R.G : 16/07422
Décision du Tribunal de Grande Instance de LYON
du 10 Octobre 2016
RG : 2016/01321
SAS RHODIA OPERATIONS
C/
Comité d'établissement UES SOLVAY BELLE ETOILE
RÉPUBLIQUE FRANÇAISE
AU NOM DU PEUPLE FRANÇAIS
COUR D'APPEL DE LYON
CHAMBRE SOCIALE C
ARRÊT DU 15 SEPTEMBRE 2017
APPELANTE :
SAS RHODIA OPERATIONS prise en son Etablissement SOLVAY BELLE ETOILE
sis [Adresse 1],
[Adresse 1]
[Localité 1]
représentée par Me Romain LAFFLY de la SELARL LAFFLY & ASSOCIES - LEXAVOUE LYON, avocat au barreau de LYON
et ayant pour avocat plaidant Maître Me DE LA BROSSE , avocat au même barreau
INTIMÉE :
Comité d'établissement UES SOLVAY BELLE ETOILE anciennement CE RHODIA OPÉRATIONS BELLE ÉTOILE, représenté par son secrétaire en exercice, Monsieur [U] [Z], spécialement habilité à cet effet par délibération en date du 26 mai 2016.
[Adresse 2]
[Localité 2]
représentée par Me Stéphanie BARADEL de la SCP ANTIGONE AVOCATS, avocat au barreau de LYON
DÉBATS EN AUDIENCE PUBLIQUE DU : 16 Juin 2017
COMPOSITION DE LA COUR LORS DES DÉBATS ET DU DÉLIBÉRÉ :
Elizabeth POLLE-SENANEUCH, Président
Marie-Christine DE LA SALLE, Conseiller
Ambroise CATTEAU, Vice-Président placé
Assistés pendant les débats de Malika CHINOUNE, Greffier.
ARRÊT : CONTRADICTOIRE
Prononcé publiquement le 15 Septembre 2017, par mise à disposition de l'arrêt au greffe de la Cour, les parties en ayant été préalablement avisées dans les conditions prévues à l'article 450 alinéa 2 du code de procédure civile ;
Signé par Elizabeth POLLE-SENANEUCH, Président, et par Emmanuelle BONNET, Greffier auquel la minute de la décision a été remise par le magistrat signataire.
*************
FAITS PROCEDURE PRETENTIONS ET MOYENS DES PARTIES.
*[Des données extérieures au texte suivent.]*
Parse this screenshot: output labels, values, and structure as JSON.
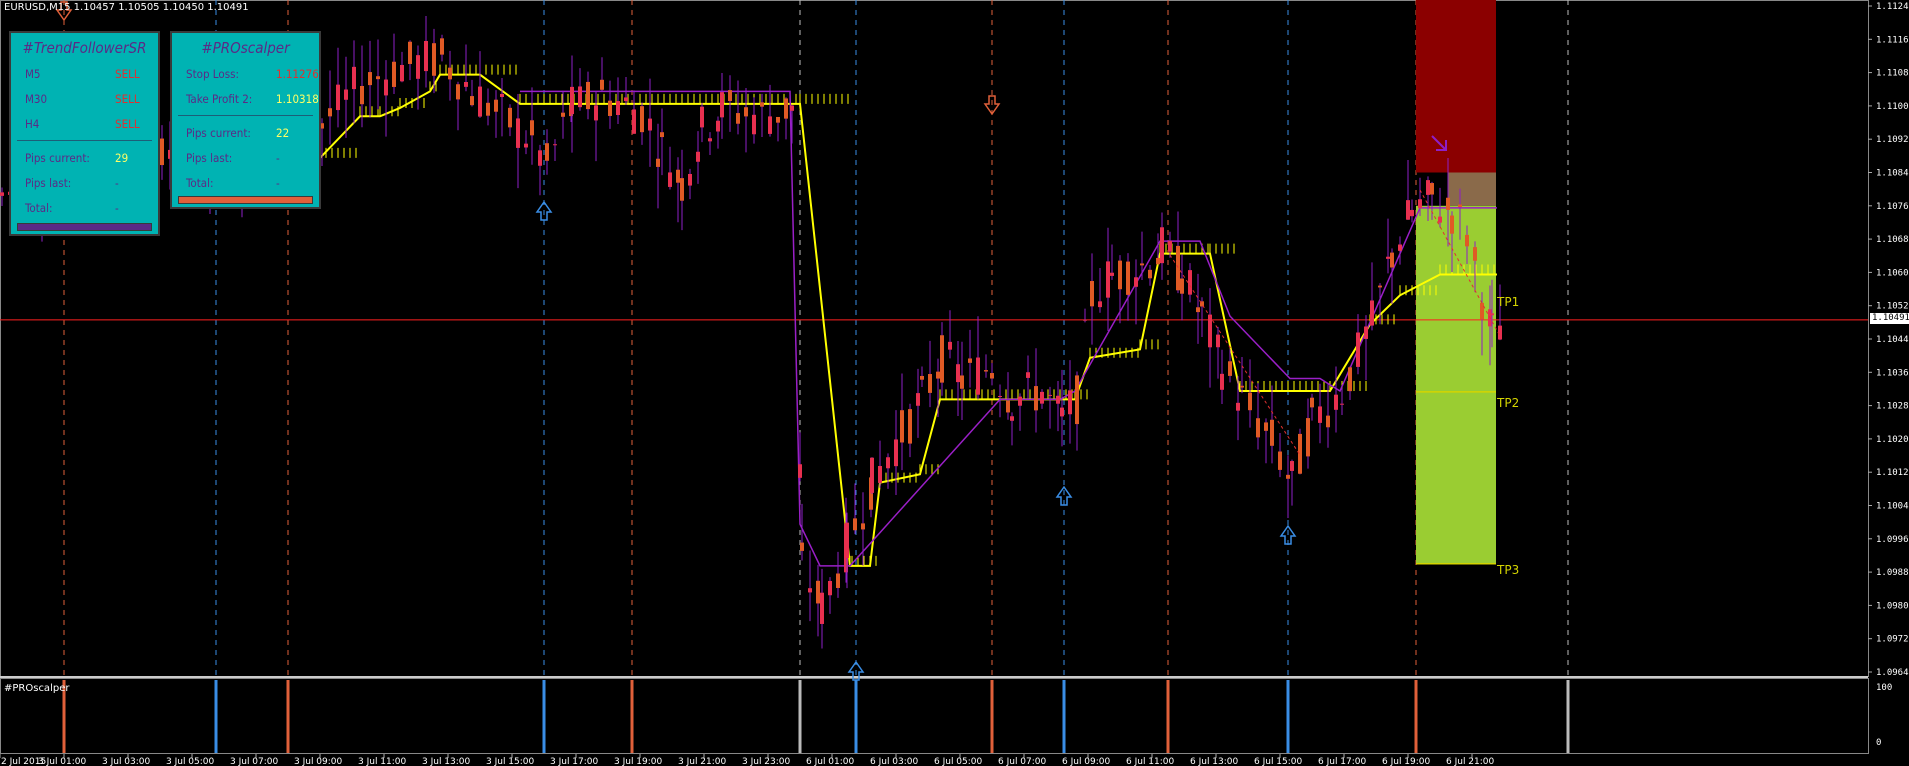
{
  "header": {
    "symbol_info": "EURUSD,M15  1.10457 1.10505 1.10450 1.10491"
  },
  "subwindow": {
    "title": "#PROscalper",
    "scale_top": "100",
    "scale_bottom": "0"
  },
  "panels": {
    "trend": {
      "title": "#TrendFollowerSR",
      "rows": [
        {
          "label": "M5",
          "value": "SELL"
        },
        {
          "label": "M30",
          "value": "SELL"
        },
        {
          "label": "H4",
          "value": "SELL"
        }
      ],
      "stats": [
        {
          "label": "Pips current:",
          "value": "29"
        },
        {
          "label": "Pips last:",
          "value": "-"
        },
        {
          "label": "Total:",
          "value": "-"
        }
      ],
      "bar_color": "#5b2a86"
    },
    "scalper": {
      "title": "#PROscalper",
      "rows": [
        {
          "label": "Stop Loss:",
          "value": "1.11276"
        },
        {
          "label": "Take Profit 2:",
          "value": "1.10318"
        }
      ],
      "stats": [
        {
          "label": "Pips current:",
          "value": "22"
        },
        {
          "label": "Pips last:",
          "value": "-"
        },
        {
          "label": "Total:",
          "value": "-"
        }
      ],
      "bar_color": "#e0603a"
    }
  },
  "targets": {
    "tp1": "TP1",
    "tp2": "TP2",
    "tp3": "TP3"
  },
  "colors": {
    "bull": "#e8304f",
    "bear": "#e05a25",
    "wick": "#8e1fc7",
    "trend": "#ffff00",
    "stop_line": "#9a1fc7",
    "sell_zone": "#8b0000",
    "target_zone": "#9acd32",
    "current_price_line": "#ff2020",
    "vline_blue": "#3a8ee6",
    "vline_red": "#e0603a",
    "vline_white": "#bbbbbb"
  },
  "chart_data": {
    "type": "candlestick",
    "symbol": "EURUSD",
    "timeframe": "M15",
    "ohlc_current": {
      "open": 1.10457,
      "high": 1.10505,
      "low": 1.1045,
      "close": 1.10491
    },
    "current_price": "1.10491",
    "y_ticks": [
      "1.11245",
      "1.11165",
      "1.11085",
      "1.11005",
      "1.10925",
      "1.10845",
      "1.10765",
      "1.10685",
      "1.10605",
      "1.10525",
      "1.10445",
      "1.10365",
      "1.10285",
      "1.10205",
      "1.10125",
      "1.10045",
      "1.09965",
      "1.09885",
      "1.09805",
      "1.09725",
      "1.09645"
    ],
    "x_ticks": [
      "2 Jul 2015",
      "3 Jul 01:00",
      "3 Jul 03:00",
      "3 Jul 05:00",
      "3 Jul 07:00",
      "3 Jul 09:00",
      "3 Jul 11:00",
      "3 Jul 13:00",
      "3 Jul 15:00",
      "3 Jul 17:00",
      "3 Jul 19:00",
      "3 Jul 21:00",
      "3 Jul 23:00",
      "6 Jul 01:00",
      "6 Jul 03:00",
      "6 Jul 05:00",
      "6 Jul 07:00",
      "6 Jul 09:00",
      "6 Jul 11:00",
      "6 Jul 13:00",
      "6 Jul 15:00",
      "6 Jul 17:00",
      "6 Jul 19:00",
      "6 Jul 21:00"
    ],
    "ylim": [
      1.09645,
      1.11245
    ],
    "stop_loss": 1.11276,
    "take_profit_2": 1.10318
  }
}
La société RHODIA OPERATIONS, membre du groupe SOLVAY, exploite plusieurs sites sur le territoire français dont un établissement à [Localité 2] dénommé BELLE ETOILE qui emploie 586 salariés. Cet établissement comprend un comité d'établissement , un CHSCT et des délégués du personnel.
Une UES SOLVAY France a été créée par accord du 4 novembre 2015, regroupant aujourd'hui 10 sociétés dont la société RHODIA OPERATIONS.
Cette UES comprend 18 établissements dotés chacun d'un comité d'établissement.
Un comité central d'entreprise ( CCE) de l'UES a été créé par accord du 4 novembre 2015.
Selon délibération du 29 janvier 2016, le comité d'établissement BELLE ETOILE a voté le recours à expertise des comptes dans le cadre de l'article L 2325-35 du code du travail en vue de l'examen annuel des comptes 2015 de l'Etablissement BELLE ETOILE, puis selon délibération du 31 mars 2016 a désigné le cabinet DIFECOS à cette fin.
Le cabinet DIFECOS a présenté sa lettre de mission à la direction qui a refusé cette expertise comme elle l'avait indiqué lors des délibérations, au motif que les comptes de l'entreprise faisaient l'objet d'une expertise annuelle décidée par le CCE.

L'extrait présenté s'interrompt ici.